Si les Français ont conservé la foi de leurs pères, si le souvenir des Bourbons fut toujours présent à leur mémoire, c'est à vous, illustres guerriers, qu'ils en sont redevables. Que ne peut la religion pour la conservation des vertus et des principes sur lesquels repose la société !

L'usurpateur pouvait-il méconnaître la croyance des Français? En la voyant scellée par le sang de tant de défenseurs, l'Europe, armée contre nous, pouvait-elle ne pas user avec modération de la victoire, lorsque tant de Français étaient unis avec elle par leurs vœux et par leurs efforts pour faire triompher les principes de la légitimité?

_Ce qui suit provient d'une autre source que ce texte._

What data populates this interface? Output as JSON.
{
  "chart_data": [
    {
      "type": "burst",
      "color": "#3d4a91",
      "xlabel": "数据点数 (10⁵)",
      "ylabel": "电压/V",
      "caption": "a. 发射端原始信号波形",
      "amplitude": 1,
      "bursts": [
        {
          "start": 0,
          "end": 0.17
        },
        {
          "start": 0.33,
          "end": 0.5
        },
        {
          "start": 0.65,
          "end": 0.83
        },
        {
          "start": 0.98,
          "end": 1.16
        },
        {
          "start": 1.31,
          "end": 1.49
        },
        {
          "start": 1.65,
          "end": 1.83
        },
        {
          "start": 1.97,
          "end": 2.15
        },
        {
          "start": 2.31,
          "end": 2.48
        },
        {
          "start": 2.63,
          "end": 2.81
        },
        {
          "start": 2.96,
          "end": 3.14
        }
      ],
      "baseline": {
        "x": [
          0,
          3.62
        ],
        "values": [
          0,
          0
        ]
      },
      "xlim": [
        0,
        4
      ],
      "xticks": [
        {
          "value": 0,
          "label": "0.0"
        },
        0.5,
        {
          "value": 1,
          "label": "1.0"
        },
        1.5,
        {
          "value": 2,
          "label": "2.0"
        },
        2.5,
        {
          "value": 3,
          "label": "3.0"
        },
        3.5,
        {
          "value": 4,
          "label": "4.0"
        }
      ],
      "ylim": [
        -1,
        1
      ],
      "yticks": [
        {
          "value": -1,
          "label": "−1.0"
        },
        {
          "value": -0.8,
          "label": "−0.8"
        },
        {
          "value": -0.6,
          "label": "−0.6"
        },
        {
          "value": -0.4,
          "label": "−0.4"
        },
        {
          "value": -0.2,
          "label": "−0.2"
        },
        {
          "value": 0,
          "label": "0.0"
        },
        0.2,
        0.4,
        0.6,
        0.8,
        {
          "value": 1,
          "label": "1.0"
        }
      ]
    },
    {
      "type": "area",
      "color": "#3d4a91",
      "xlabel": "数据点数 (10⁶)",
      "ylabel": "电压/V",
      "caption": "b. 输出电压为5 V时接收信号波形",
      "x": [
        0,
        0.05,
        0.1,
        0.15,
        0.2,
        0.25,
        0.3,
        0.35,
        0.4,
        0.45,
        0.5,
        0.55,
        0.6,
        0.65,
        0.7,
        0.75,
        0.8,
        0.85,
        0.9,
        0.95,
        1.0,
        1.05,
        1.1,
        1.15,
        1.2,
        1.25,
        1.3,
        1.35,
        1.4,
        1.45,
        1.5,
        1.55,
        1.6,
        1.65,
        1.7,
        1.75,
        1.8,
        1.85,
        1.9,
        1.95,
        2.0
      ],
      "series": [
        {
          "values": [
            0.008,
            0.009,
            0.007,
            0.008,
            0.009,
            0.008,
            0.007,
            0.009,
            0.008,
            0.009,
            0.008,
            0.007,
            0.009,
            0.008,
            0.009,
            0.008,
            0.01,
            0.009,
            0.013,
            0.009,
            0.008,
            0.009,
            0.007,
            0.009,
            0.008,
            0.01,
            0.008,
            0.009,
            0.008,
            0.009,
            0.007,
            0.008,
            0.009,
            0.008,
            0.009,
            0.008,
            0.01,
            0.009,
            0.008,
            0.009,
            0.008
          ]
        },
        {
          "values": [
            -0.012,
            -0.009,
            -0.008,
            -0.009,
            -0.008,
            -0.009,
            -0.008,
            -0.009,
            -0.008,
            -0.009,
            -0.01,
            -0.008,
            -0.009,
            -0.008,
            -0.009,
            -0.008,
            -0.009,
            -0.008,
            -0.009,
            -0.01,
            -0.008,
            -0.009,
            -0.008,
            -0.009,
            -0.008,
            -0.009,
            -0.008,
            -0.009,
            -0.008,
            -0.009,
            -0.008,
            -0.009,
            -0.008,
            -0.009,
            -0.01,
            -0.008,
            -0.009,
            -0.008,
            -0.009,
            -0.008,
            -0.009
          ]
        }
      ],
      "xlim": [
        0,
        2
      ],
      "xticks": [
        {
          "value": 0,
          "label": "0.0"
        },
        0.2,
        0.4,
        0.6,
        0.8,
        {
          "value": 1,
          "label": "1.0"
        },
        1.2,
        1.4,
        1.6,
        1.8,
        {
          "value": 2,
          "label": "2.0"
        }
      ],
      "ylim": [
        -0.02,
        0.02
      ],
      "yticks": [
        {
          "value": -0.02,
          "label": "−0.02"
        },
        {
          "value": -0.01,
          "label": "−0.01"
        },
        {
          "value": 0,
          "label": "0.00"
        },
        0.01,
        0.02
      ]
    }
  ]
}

Déjà l'Espagne, victime de la perfidie, et prête à succomber sous les efforts de l'usurpation, avait trouvé, ainsi qu'elle l'a reconnu elle-même, dans cette terre classique de la fidélité, dans cette terre honorée du suffrage de l'immortel Suwarow (1), le modèle de cette résistance à la tyrannie, auquel l'Europe a dû sa délivrance.

Ce serait donc, Messieurs, de grands et d'importants services que l'Etat aurait à récompenser, s'ils n'étaient pas, ainsi que nous l'avons dit, audessus même des récompenses. Aussi n'est-ce pas le motif qui a dirigé Sa Majesté dans ce qu'elle a voulu faire pour les armées royales; obligée de renfermer dans des bornes plus resserrées les témoignages de sa satisfaction, elle a voulu néanmoins qu'ils apprissent à ses peuples de quel prix est à ses yeux le sang répandu pour le trône et pour l'autel.

C'est à ce sentiment vraiment royal que nous

(1) Lettre du général Suwarow au général Charette. (Correspondance des Chouans.)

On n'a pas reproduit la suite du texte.